Much "to-do" is made over pick up spring tension just like commutator spring tension. Either or both can be the certain death of good track manners for ANY chassis if you crank it up too much. Experienced builders generally come to the conclusion that less is more. 

As for pick-up springs, you have to keep in mind that once the chassis is on "plane" the rush of forward momentum keeps the contact patch pressed onto the rail. I prefer just enough tension for a good clean start and a properly adjusted patch. Otherwise your just grinding copper for no reason and dragging your chassis down; not to mention the detrimental handling effects.


----------



## Boosted-Z71 (Nov 26, 2007)

Joe is the chassis "square", I had a JL/AW that handled horrible, never the same problem & it was a leaner, Chassis was twisted so bad all you could do is make the tires larger on the high corner to compensate & it still handled poorly after that. It eventually became a push car with a mangled body for track art. Also are you running the original AFX ski shoes? I like those, but they are a bear to get right, so almost the entire shoe sets on the rail & very soft spring. 

Boosted


----------



## joegri (Feb 13, 2008)

bingo i have bingo!! bill h is correct the axel was a lil bent. so with an axel swap and some jb,s thunder brushes and i put a lil taller rears (.475) the chassis is quick smooth and predictable. i dug around some boxes and found this lexan cobra that i gave up on and decieded that it will work for this chassis.now i have a fresh afx that is a contender on my trak. i think it,s a top 3 but i cant really tell no timing device or anybody to race with. the tuning section is my favorite place to lurk u can really get the answer ya need here. thanx fellow ht guyz for the help with my unrulie afx!


----------



## Bill Hall (Jan 6, 2007)

Fundamentals...go figure! :thumbsup:

That's good news Joe. While this sounds kinda cornball; I've found that almost every annoying or troublesome tuning issue goes back to some fundamental build step that I overlooked. 

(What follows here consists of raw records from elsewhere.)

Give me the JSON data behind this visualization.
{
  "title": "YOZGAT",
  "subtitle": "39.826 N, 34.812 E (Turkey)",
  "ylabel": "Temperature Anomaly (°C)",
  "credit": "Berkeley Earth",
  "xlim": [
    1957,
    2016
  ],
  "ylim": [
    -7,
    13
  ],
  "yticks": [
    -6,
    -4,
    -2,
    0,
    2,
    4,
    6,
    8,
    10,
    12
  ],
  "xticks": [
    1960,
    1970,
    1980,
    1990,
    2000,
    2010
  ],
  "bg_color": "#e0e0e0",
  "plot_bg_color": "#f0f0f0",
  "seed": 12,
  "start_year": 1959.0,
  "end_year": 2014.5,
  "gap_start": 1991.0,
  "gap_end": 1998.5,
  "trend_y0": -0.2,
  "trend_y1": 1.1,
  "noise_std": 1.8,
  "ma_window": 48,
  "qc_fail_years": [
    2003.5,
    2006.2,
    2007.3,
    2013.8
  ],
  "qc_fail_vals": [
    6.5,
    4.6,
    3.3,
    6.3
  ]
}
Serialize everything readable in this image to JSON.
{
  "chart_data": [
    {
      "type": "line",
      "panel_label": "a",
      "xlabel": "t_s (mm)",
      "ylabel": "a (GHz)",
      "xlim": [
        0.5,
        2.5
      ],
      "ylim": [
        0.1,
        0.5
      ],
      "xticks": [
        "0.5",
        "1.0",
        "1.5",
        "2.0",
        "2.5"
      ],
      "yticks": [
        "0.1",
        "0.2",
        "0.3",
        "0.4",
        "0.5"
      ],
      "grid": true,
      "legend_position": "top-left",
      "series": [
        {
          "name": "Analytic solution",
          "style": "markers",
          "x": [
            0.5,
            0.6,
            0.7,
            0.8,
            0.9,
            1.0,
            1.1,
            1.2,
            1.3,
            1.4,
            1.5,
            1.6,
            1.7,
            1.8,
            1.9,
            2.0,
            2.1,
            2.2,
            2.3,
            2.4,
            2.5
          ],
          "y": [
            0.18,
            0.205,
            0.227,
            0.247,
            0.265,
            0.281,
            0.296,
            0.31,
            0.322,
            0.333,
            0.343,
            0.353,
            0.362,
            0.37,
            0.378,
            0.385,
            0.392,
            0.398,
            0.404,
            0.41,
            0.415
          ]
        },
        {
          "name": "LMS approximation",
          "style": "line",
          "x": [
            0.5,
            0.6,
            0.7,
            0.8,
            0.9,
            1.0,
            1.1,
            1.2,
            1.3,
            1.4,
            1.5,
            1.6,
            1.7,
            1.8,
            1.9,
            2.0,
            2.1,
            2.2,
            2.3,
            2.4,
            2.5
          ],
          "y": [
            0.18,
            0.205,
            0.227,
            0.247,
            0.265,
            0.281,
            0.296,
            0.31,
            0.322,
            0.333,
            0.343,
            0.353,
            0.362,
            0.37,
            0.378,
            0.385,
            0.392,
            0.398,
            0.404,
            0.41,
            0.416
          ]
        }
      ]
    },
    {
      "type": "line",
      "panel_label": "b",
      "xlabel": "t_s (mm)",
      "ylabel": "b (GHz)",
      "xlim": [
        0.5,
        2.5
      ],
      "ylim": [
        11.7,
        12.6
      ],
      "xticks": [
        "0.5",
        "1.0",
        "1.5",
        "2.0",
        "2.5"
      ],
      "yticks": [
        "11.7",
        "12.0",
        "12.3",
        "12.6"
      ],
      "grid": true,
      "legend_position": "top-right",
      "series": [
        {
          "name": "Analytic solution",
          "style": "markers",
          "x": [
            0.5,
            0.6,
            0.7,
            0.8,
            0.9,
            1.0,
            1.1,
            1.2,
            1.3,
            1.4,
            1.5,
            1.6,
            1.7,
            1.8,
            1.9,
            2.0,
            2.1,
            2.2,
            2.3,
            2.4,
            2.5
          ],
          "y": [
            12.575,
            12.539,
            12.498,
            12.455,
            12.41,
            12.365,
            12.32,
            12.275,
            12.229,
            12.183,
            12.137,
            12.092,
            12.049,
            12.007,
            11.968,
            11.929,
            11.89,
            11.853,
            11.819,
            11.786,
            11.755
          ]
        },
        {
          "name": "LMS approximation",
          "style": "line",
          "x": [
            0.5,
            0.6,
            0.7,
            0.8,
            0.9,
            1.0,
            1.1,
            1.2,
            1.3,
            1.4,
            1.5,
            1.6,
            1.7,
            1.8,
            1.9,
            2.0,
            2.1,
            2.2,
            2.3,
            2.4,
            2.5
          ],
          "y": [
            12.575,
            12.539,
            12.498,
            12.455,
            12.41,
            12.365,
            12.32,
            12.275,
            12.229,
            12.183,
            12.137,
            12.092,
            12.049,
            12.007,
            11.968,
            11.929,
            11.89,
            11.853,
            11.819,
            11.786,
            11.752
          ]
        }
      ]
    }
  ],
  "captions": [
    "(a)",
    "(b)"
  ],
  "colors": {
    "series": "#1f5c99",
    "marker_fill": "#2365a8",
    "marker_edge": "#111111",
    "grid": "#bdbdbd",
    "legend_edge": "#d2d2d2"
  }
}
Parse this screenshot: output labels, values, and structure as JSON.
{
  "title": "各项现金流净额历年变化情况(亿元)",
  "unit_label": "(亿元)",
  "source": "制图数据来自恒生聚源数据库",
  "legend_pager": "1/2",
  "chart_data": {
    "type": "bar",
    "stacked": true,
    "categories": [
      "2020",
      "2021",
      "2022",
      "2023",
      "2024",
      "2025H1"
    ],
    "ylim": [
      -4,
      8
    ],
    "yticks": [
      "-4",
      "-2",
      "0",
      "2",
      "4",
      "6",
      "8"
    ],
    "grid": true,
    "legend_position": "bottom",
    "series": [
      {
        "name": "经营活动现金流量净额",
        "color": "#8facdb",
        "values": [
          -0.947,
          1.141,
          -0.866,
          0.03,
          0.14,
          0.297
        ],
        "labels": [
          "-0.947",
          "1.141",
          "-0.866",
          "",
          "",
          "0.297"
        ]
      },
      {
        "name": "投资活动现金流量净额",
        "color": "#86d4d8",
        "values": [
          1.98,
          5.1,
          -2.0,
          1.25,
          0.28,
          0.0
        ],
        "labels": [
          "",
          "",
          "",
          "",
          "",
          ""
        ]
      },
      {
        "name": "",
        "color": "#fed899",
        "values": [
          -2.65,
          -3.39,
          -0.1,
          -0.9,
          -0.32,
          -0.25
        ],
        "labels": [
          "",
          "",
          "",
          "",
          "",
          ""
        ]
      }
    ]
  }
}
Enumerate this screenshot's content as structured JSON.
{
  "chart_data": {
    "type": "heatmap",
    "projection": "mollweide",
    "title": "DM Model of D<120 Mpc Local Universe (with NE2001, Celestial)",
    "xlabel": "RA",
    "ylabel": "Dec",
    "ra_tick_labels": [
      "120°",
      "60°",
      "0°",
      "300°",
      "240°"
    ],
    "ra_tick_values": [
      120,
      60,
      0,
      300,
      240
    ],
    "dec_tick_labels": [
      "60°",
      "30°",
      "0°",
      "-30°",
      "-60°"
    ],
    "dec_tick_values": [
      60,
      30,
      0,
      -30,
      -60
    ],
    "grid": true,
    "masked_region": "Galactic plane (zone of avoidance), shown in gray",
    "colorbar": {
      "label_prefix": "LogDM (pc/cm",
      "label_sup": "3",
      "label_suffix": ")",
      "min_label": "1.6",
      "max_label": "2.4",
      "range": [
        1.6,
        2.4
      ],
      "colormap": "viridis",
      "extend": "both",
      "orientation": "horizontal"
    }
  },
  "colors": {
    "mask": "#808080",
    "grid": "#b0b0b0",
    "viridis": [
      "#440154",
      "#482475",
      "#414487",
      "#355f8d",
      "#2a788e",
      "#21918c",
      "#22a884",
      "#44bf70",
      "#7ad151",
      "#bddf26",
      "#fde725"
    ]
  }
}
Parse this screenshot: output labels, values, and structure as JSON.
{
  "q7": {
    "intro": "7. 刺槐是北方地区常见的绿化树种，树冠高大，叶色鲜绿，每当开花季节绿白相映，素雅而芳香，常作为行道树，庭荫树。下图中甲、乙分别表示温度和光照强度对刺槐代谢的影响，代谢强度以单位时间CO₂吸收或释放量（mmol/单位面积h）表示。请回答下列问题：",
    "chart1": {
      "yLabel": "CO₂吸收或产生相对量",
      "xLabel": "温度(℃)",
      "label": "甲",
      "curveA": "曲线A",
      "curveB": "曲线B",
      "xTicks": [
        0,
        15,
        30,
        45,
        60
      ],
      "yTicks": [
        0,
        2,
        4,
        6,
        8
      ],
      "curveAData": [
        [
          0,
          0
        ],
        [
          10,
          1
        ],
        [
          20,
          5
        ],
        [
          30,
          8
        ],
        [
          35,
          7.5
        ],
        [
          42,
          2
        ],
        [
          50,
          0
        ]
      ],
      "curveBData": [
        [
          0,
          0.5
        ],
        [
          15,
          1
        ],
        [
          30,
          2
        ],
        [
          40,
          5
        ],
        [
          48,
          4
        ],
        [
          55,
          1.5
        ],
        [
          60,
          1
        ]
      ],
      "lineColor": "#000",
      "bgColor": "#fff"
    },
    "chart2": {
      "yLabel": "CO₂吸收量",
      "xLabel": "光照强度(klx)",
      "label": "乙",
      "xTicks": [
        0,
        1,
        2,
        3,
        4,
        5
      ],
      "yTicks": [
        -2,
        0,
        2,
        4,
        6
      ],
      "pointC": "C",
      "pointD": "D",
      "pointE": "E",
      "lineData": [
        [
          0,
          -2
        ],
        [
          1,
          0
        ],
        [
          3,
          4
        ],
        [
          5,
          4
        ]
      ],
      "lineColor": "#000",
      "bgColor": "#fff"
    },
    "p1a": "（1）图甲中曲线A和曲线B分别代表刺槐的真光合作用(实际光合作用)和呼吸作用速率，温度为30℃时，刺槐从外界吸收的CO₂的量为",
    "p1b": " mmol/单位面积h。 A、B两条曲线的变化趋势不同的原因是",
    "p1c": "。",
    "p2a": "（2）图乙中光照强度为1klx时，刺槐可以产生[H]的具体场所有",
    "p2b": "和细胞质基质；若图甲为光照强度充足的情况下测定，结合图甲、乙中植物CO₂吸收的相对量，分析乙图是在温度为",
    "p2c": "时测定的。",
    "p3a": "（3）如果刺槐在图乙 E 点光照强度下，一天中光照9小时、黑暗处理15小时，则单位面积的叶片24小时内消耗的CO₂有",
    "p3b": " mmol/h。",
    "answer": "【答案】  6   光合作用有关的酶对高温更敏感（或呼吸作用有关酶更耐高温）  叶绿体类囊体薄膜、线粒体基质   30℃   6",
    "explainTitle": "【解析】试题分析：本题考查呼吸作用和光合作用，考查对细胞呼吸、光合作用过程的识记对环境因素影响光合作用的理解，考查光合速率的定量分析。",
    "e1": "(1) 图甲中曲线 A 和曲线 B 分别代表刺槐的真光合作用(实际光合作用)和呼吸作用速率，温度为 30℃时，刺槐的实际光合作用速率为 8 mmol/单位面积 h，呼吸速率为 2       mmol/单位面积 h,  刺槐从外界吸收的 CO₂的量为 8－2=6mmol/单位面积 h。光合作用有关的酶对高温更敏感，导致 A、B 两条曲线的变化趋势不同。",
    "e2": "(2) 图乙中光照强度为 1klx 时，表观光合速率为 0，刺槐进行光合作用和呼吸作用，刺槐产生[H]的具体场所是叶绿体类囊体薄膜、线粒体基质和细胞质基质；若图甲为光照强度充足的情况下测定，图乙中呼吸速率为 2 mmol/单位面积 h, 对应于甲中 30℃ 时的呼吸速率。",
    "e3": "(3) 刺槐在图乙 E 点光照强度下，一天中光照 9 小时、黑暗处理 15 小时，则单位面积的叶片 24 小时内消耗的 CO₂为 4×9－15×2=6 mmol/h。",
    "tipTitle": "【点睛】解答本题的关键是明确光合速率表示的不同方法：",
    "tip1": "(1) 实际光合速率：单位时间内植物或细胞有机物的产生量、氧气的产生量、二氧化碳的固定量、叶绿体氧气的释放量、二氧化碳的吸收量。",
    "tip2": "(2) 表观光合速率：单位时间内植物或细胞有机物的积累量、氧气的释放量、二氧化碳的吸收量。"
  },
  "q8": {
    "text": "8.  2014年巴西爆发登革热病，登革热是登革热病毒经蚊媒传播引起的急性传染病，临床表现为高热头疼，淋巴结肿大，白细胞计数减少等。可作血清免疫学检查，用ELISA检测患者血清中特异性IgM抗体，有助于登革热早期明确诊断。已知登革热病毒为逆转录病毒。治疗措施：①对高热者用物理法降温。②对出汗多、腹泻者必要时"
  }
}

IMHO, Boogered up tires wheels and axles are the number one cause of bad track manners


----------



## WooffWooff (Dec 23, 2009)

*Retro RTHO brass fronts...*

the ones that the "OD" was about the same as an original tjet tire, are great for taming an AFX(not AFX/MT). He no longer sells'em but if you can find any, just open the AFX axle hole a tad and away-she goes........


----------